Clearside outlines Zuprata development plans
Clearside Biomedical (NASDAQ:CLSD) has outlined development plans for its Zuprata proprietary form of the corticosteroid triamcinolone, acetonide, for the treatment of macular edema associated with non-infectious uveitis, macular edema associated with retinal vein occlusion (RVO) and diabetic macular edema (DME).
In the third quarter report, CEO, Daniel White, said Clearside is continuing to enroll patients in PEACHTREE, its Phase 3 trial of suprachoroidal Zuprata in macular edema associated with non-infectious uveitis.

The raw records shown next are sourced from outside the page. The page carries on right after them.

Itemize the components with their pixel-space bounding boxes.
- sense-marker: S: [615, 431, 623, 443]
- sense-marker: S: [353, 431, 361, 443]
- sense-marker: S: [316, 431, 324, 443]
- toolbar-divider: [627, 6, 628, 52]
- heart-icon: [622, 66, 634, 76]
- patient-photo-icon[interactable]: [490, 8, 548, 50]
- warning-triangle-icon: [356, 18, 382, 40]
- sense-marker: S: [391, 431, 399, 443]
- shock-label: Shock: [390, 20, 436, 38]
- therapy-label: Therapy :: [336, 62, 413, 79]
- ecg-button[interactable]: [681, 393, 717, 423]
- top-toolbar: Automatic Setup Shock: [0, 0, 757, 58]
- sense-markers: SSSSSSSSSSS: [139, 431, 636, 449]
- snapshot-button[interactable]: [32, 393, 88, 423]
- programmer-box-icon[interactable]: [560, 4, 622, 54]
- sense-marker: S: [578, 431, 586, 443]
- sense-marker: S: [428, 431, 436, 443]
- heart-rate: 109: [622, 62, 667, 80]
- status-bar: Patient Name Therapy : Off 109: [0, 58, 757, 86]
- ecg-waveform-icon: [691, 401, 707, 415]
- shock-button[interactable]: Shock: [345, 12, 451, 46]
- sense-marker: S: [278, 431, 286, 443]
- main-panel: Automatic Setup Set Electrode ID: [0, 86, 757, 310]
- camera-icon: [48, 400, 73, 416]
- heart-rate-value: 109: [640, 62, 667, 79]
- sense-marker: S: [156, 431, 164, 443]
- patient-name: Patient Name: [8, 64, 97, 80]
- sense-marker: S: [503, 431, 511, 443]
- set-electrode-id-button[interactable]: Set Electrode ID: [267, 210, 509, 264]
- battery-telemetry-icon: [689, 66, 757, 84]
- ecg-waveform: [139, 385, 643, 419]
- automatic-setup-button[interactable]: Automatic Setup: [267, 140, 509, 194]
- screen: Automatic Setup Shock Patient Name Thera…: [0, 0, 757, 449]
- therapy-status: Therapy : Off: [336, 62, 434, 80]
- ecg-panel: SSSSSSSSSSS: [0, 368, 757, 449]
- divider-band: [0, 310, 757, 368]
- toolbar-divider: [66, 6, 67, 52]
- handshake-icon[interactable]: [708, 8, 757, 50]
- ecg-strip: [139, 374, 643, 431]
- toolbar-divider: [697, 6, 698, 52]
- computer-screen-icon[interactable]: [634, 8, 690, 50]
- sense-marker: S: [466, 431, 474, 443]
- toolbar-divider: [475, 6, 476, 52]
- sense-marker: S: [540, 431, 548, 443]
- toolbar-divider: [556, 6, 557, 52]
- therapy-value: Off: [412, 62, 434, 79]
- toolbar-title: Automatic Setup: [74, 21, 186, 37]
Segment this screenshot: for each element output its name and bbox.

The six-month pivotal trial is expected to enroll approximately 150 patients, with approximately 90 patients randomized into an active treatment arm to receive suprachoroidal Zuprata and approximately 60 patients randomized into a control arm to receive a sham suprachoroidal procedure with no drug administered.
Clearside also intends to initiate Phase 3 trials of suprachoroidal Zuprata in treating RVO in the first half of 2017.

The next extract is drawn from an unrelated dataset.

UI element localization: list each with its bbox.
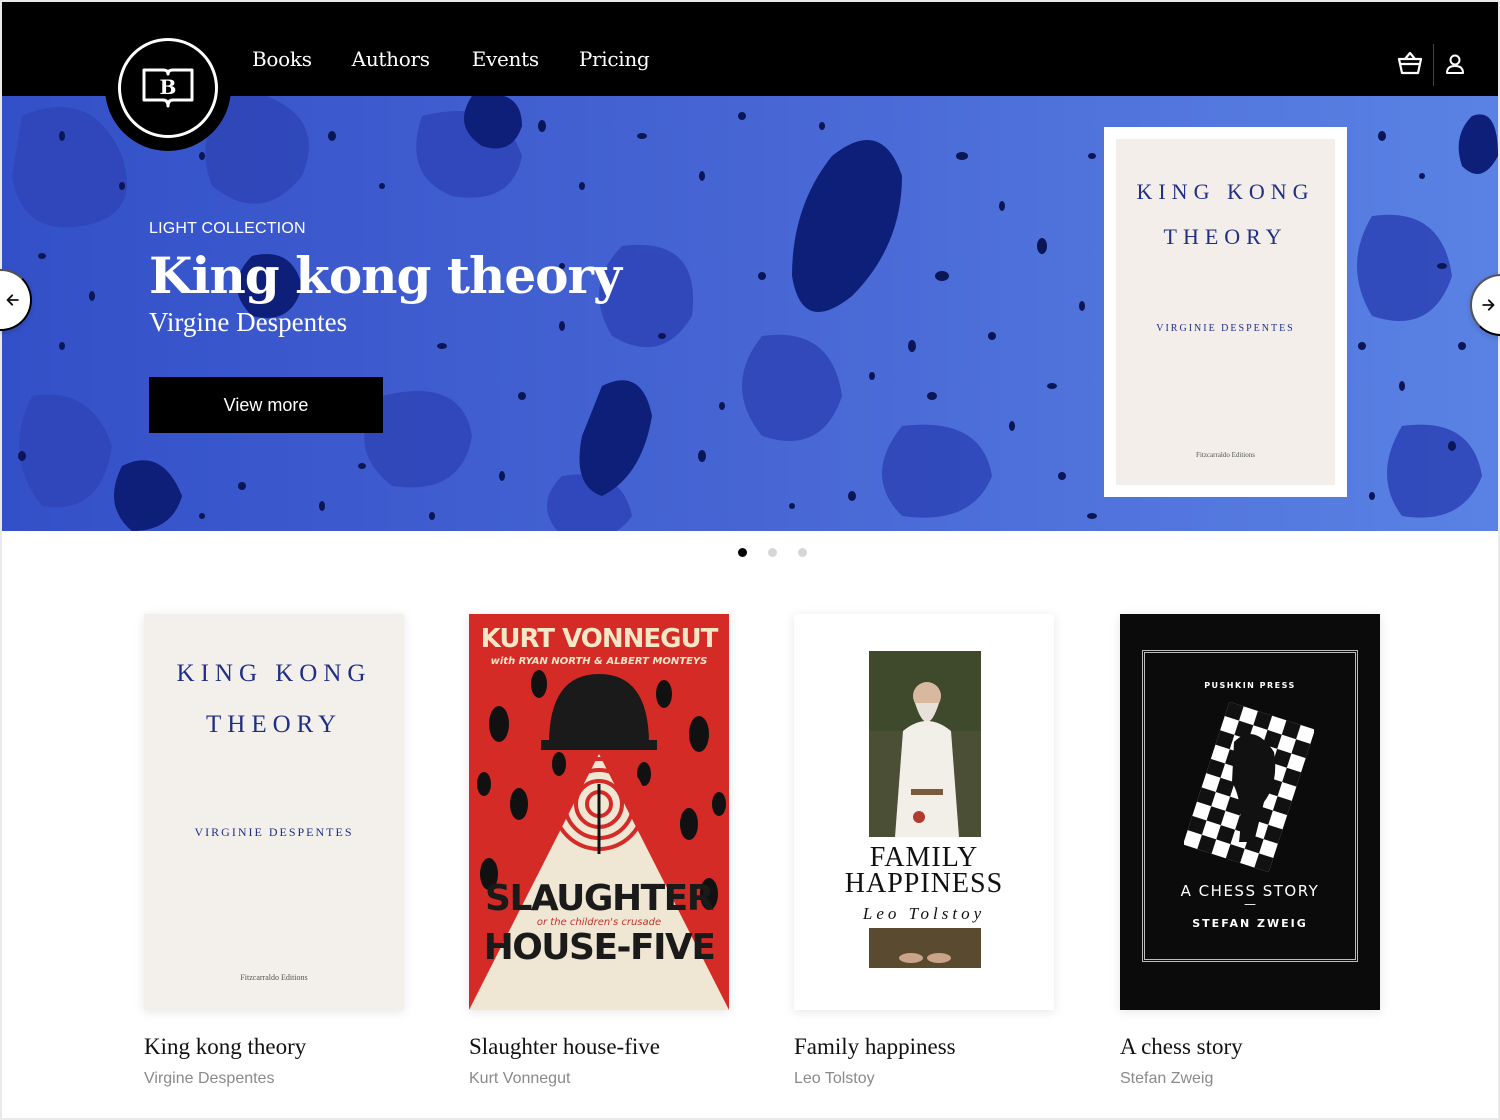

While Clearside plans to announce detailed information about the Phase 3 RVO program at a later date, Mr. White said the trials are being designed to assess whether suprachoroidal Zuprata in combination with intravitreal aflibercept show superior visual acuity outcomes, compared with monthly injections of intravitreal aflibercept alone.
“We believe that an injection of Zuprata administered to the suprachoroidal space, along with an intravitreal injection of an anti-VEGF agent like aflibercept, has the potential to improve visual outcomes relatively rapidly, as compared to treatment with anti-VEGF monotherapy,” Mr. White added.
In addition, he said Clearside is planning a multi-center, open-label Phase 1/2 trial to evaluate a combination therapy of aflibercept and Zuprata, as well as Zuprata monotherapy, in patients with DME over a six-month evaluation period.
The company expects to enroll the first patient in this trial before the end of 2016.
Regarding wet AMD, Mr. White said Clearside is developing a proprietary suspension formulation of axitinib and has scheduled a pre-IND meeting with the FDA prior to the end of 2016. Following this meeting, the company expects to submit an IND application for axitinib.